Black Churches in Florida Try to Keep Turnout High

African Americans were twice as likely as whites to cast early ballots

In the 2008 election, record voter turnout among African Americans was chalked up, in some measure, to “Souls To The Polls” initiatives, in which black churches would go en masse to vote early after Sunday services. When Ohio and Florida limited early voting before this election, many voting rights advocates argued that it was an attempt to add hurdles for black voters, who were more likely to vote early that other groups. Now there is only one weekend for early voting in Florida.

But black churches in the Sunshine State are stepping up their get-out-the-vote efforts, despite the new restrictions, according to the New York Times.

In the newly revised schedule, early voting began on Saturday and continues through next Saturday. The churches, then, have one Sunday instead of two to move their members to vote.
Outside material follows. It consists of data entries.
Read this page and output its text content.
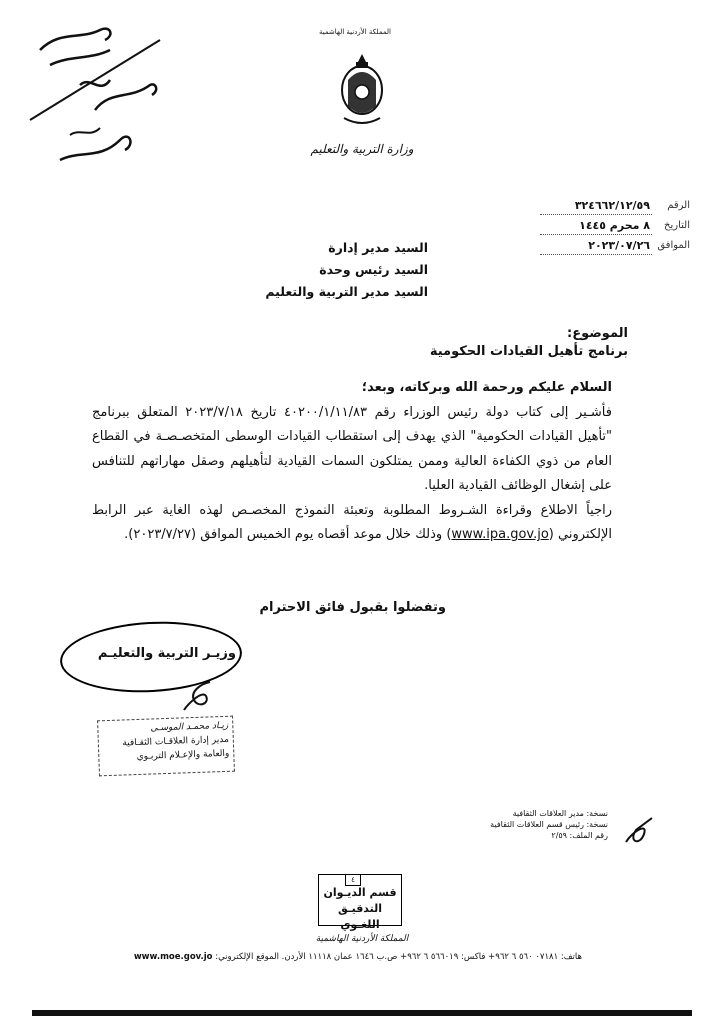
المملكة الأردنية الهاشمية
وزارة التربية والتعليم
الرقم
٣٢٤٦٦٢/١٢/٥٩
التاريخ
٨ محرم ١٤٤٥
الموافق
٢٠٢٣/٠٧/٢٦
السيد مدير إدارة
السيد رئيس وحدة
السيد مدير التربية والتعليم
الموضوع:
برنامج تأهيل القيادات الحكومية

السلام عليكم ورحمة الله وبركاته، وبعد؛

فأشـير إلى كتاب دولة رئيس الوزراء رقم ٤٠٢٠٠/١/١١/٨٣ تاريخ ٢٠٢٣/٧/١٨ المتعلق ببرنامج "تأهيل القيادات الحكومية" الذي يهدف إلى استقطاب القيادات الوسطى المتخصـصـة في القطاع العام من ذوي الكفاءة العالية وممن يمتلكون السمات القيادية لتأهيلهم وصقل مهاراتهم للتنافس على إشغال الوظائف القيادية العليا.

راجياً الاطلاع وقراءة الشـروط المطلوبة وتعبئة النموذج المخصـص لهذه الغاية عبر الرابط الإلكتروني (www.ipa.gov.jo) وذلك خلال موعد أقصاه يوم الخميس الموافق (٢٠٢٣/٧/٢٧).

وتفضلوا بقبول فائق الاحترام
وزيـر التربية والتعليـم
زيـاد محمـد الموسـى
مدير إدارة العلاقـات الثقـافية
والعامة والإعـلام التربـوي
نسخة: مدير العلاقات الثقافية
نسخة: رئيس قسم العلاقات الثقافية
رقم الملف: ٢/٥٩
٤
قسم الديـوان
التدقيـق اللغـوي
المملكة الأردنية الهاشمية
هاتف: ٠٧١٨١ ٥٦٠ ٦ ٩٦٢+ فاكس: ٥٦٦٠١٩ ٦ ٩٦٢+ ص.ب ١٦٤٦ عمان ١١١١٨ الأردن. الموقع الإلكتروني: www.moe.gov.jo
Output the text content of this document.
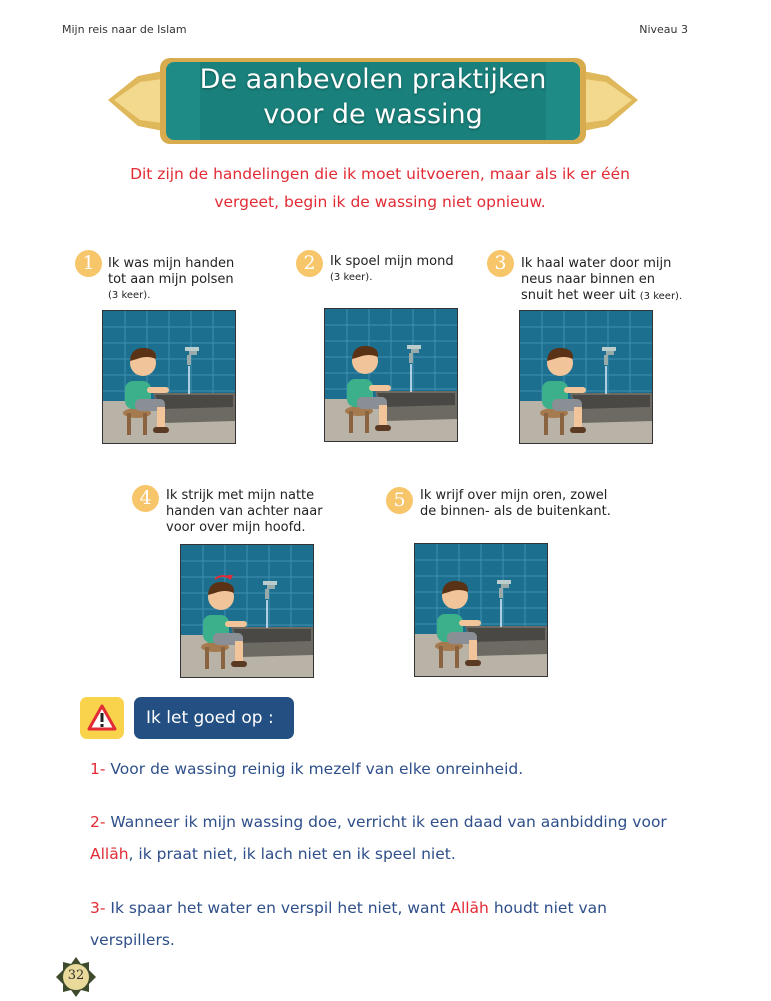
Mijn reis naar de Islam	Niveau 3
De aanbevolen praktijken
voor de wassing
Dit zijn de handelingen die ik moet uitvoeren, maar als ik er één vergeet, begin ik de wassing niet opnieuw.
1	Ik was mijn handen
tot aan mijn polsen
(3 keer).
2	Ik spoel mijn mond
(3 keer).
3	Ik haal water door mijn
neus naar binnen en
snuit het weer uit (3 keer).
4	Ik strijk met mijn natte
handen van achter naar
voor over mijn hoofd.
5	Ik wrijf over mijn oren, zowel
de binnen- als de buitenkant.
Ik let goed op :
1- Voor de wassing reinig ik mezelf van elke onreinheid.
2- Wanneer ik mijn wassing doe, verricht ik een daad van aanbidding voor
Allāh, ik praat niet, ik lach niet en ik speel niet.
3- Ik spaar het water en verspil het niet, want Allāh houdt niet van
verspillers.
32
In Jacksonville alone, black churches enlisted 40 buses and vans to move people who did not have transportation to voting sites. They also ran car pools, offered breakfasts and lunch, and helped organize rallies with music and celebrity appearances.

In precincts in black areas like the Highlands section in the north quadrant, lines snaked out of doors and into parking lots and onto sidewalks. A 40-minute wait to vote was not uncommon. On Saturday, before the supervisor of elections opened the main polling site of Duval County at 7 a.m., a line of almost 100 voters, all black, had already formed. Within a half-hour, the line had doubled in length.

“I think the going sentiment was that Obama wouldn’t get the same rally cry this year as last time, but Florida woke up a sleeping giant that’s showing its defiance,” Mr. Diamond said. “I hate to say it, but Republicans probably would have done better if they had not tampered with early voting.”